Dossier : IMM-6639-03

Référence : 2004 CF 1533

Toronto (Ontario), le 29 octobre 2004

EN PRÉSENCE DE MONSIEUR LE JUGE CAMPBELL

ENTRE :

                                                            HUSSEIN SUMAIDA

                                                                                                                                          demandeur

                                                                             et

                     LE MINISTRE DE LA CITOYENNETÉ ET DE L'IMMIGRATION

                                                                                                                                           défendeur

                                MOTIFS DE L'ORDONNANCE ET ORDONNANCE

[1]                Le demandeur est un citoyen de l'Irak et de la Tunisie qui a fait l'objet d'une décision défavorable rendue le 1er août 2003 par un agent d'immigration (l'agent) à la suite d'une demande fondée sur des raisons d'ordre humanitaire, même si la Section du statut de réfugié (SSR) et un agent d'examen des risques avant renvoi (ERAR) ont jugé qu'il serait exposé à un risque s'il était renvoyé dans l'un ou l'autre de ces pays.

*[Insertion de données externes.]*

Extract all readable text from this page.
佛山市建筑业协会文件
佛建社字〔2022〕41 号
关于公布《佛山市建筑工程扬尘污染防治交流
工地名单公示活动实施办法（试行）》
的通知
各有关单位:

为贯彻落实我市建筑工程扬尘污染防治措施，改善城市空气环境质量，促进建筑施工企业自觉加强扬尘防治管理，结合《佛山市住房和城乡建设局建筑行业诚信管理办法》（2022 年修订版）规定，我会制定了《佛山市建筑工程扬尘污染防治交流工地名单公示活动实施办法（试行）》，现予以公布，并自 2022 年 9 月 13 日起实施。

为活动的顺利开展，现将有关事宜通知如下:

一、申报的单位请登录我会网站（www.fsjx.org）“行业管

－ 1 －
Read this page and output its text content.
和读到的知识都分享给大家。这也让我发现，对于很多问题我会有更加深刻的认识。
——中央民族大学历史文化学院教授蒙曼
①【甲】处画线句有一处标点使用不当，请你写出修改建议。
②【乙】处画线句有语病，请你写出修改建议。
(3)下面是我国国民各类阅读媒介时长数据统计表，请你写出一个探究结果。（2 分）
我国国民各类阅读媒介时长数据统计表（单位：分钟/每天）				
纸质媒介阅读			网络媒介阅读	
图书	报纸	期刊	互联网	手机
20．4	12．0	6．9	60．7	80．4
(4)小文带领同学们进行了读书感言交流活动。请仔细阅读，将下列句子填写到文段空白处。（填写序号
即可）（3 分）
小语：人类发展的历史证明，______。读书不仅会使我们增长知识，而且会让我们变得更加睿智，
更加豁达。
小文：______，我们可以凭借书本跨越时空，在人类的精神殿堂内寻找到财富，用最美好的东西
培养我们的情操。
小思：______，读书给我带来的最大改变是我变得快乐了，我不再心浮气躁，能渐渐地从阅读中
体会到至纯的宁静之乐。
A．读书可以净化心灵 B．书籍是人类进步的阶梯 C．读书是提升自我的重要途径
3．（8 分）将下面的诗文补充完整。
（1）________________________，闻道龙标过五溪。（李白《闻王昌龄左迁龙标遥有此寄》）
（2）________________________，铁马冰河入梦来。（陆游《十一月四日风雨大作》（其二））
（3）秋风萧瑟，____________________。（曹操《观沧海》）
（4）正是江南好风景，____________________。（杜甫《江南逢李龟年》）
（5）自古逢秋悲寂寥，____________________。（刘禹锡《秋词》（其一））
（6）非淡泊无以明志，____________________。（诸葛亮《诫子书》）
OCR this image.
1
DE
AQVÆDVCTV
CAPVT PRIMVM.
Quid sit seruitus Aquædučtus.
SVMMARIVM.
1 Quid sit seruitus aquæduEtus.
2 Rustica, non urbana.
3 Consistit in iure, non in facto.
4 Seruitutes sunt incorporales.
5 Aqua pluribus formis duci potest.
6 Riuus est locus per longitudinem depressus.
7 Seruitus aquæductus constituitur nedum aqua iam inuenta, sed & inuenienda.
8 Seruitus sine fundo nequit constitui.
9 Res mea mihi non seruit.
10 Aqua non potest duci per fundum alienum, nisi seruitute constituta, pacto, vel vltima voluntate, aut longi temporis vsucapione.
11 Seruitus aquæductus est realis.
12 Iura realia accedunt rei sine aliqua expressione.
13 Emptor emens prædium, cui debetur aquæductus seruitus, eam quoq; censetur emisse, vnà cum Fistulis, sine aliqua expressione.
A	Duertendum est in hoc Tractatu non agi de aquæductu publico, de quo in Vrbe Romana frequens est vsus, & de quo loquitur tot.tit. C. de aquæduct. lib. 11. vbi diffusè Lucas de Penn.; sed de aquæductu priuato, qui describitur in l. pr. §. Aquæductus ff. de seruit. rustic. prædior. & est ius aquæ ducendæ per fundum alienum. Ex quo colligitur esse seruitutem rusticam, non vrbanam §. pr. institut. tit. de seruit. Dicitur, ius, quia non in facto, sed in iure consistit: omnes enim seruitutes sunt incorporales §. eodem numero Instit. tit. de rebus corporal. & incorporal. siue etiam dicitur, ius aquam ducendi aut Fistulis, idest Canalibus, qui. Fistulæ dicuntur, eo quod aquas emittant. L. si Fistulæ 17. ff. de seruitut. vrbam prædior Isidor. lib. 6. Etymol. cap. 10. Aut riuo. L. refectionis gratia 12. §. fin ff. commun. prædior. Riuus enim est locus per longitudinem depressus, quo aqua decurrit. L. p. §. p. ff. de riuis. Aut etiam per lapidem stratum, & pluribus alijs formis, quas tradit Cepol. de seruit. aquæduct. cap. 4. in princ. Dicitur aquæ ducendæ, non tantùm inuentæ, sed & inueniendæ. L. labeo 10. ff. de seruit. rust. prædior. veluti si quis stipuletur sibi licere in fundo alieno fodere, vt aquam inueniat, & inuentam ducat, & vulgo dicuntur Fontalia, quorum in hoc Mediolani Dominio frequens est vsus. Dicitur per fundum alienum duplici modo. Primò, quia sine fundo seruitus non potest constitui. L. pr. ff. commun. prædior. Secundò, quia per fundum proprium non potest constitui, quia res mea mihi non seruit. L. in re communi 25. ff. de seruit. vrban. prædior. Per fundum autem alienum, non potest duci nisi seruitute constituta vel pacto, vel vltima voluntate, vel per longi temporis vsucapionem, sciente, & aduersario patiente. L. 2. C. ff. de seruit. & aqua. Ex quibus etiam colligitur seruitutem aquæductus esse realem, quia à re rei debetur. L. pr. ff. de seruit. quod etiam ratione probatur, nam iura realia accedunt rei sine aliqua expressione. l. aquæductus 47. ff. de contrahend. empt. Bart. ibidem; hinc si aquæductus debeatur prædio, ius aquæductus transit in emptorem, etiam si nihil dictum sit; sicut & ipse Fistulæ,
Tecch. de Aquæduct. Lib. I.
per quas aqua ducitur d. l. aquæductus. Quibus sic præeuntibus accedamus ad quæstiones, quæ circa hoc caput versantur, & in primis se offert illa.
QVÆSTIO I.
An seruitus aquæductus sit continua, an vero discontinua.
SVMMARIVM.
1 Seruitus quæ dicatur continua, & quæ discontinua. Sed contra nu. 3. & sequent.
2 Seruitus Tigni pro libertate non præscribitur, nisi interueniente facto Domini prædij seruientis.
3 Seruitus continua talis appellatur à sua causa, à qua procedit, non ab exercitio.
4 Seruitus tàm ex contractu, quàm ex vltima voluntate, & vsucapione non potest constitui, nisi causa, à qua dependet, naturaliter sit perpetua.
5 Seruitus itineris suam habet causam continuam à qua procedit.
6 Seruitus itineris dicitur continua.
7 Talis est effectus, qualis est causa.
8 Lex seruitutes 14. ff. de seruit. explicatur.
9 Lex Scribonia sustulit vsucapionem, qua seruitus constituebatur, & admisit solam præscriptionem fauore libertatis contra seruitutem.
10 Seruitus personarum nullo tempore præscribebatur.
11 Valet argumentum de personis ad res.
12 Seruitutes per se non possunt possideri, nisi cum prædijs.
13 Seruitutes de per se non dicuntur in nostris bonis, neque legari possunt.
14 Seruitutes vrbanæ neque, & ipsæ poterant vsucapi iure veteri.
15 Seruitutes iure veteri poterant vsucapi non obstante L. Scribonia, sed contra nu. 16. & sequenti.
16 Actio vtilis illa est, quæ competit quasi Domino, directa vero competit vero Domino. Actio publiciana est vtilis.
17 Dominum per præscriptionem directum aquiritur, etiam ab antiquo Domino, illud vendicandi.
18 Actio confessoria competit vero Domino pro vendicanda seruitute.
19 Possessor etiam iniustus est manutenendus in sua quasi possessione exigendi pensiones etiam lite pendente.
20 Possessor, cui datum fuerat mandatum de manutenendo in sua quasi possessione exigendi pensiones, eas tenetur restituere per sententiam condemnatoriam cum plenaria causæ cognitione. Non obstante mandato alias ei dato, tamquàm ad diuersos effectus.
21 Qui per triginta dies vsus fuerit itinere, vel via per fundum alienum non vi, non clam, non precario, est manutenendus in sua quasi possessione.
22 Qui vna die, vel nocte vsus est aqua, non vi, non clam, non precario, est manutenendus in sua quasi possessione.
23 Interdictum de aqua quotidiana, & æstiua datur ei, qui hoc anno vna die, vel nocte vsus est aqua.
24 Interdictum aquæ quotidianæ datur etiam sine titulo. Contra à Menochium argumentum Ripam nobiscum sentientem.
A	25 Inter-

[2]                La question en litige est de savoir si la décision concernant la demande fondée sur des raisons d'ordre humanitaire est insatisfaisante et, par conséquent, déraisonnable. Pour les motifs énoncés ci-dessous, j'estime qu'elle ne l'est pas.

A. Contexte factuel

[3]                Le demandeur a travaillé de nombreuses années comme informateur pour la police secrète irakienne, le « Mukhabarat » , et a espionné des membres du parti Al Da'wa au Royaume-Uni. Il a volontairement agi comme « taupe » et participé personnellement à faire en sorte qu'environ 30 à 35 personnes soient exposées, avec les membres de leur famille, à un risque probable de torture et d'assassinat. Par la suite, il a changé de côté pour aller travailler pour le Mossad, les services secrets israéliens, et a espionné les membres de l'Organisation de libération de la Palestine (OLP) jusqu'à ce qu'il se rende compte qu'il n'était pas en sécurité dans cette position. Le demandeur a ensuite dévoilé les noms des membres du Mossad aux autorités irakiennes en échange d'un pardon officiel de Saddam Hussein et d'une entente le réintégrant au sein du Mukhabarat. Il devait alors rendre compte sur des personnes que le Mukhabarat prenait pour cible. Plus tard, il a fourni des armes à un leader terroriste de haut rang de l'OLP, Abu al-Abbas (voir le dossier du demandeur, pages 21 et 22).


B. Le contexte juridique

[4]                Le demandeur est arrivé au Canada le 26 avril 1990 et il s'est ensuite rendu au Royaume-Uni où il a présenté une demande d'asile visant l'Irak. Au bout de huit jours, sa demande a été rejetée et il a été renvoyé au Canada où il a demandé, le 19 octobre 1990, le statut de réfugié à l'égard de l'Irak et de la Tunisie. Le 6 août 1991, la femme du demandeur est arrivée au Canada et a demandé le statut de réfugiée. Le 12 décembre 1991, il y a eu audience et, bien qu'elle ait jugé que le demandeur craignait avec raison d'être persécuté du fait de ses opinions politiques tant en Irak qu'en Tunisie, la SSR a rejeté sa demande au motif qu'il était exclu en vertu des alinéas 1Fa) et c) de la Convention des Nations Unies relative au statut des réfugiés adoptée en 1951. La disposition 1F est rédigée comme suit :

Les dispositions de cette Convention ne seront pas applicables aux personnes dont on aura des raisons sérieuses de penser :

a) Qu'elles ont commis un crime contre la paix, un crime de guerre ou un crime contre l'humanité, au sens des instruments internationaux élaborés pour prévoir des dispositions relatives à ces crimes;

b) Qu'elles ont commis un crime grave de droit commun en dehors du pays d'accueil avant d'y être admises comme réfugiés;

c) Qu'elles se sont rendues coupables d'agissements contraires aux buts et aux principes des Nations Unies.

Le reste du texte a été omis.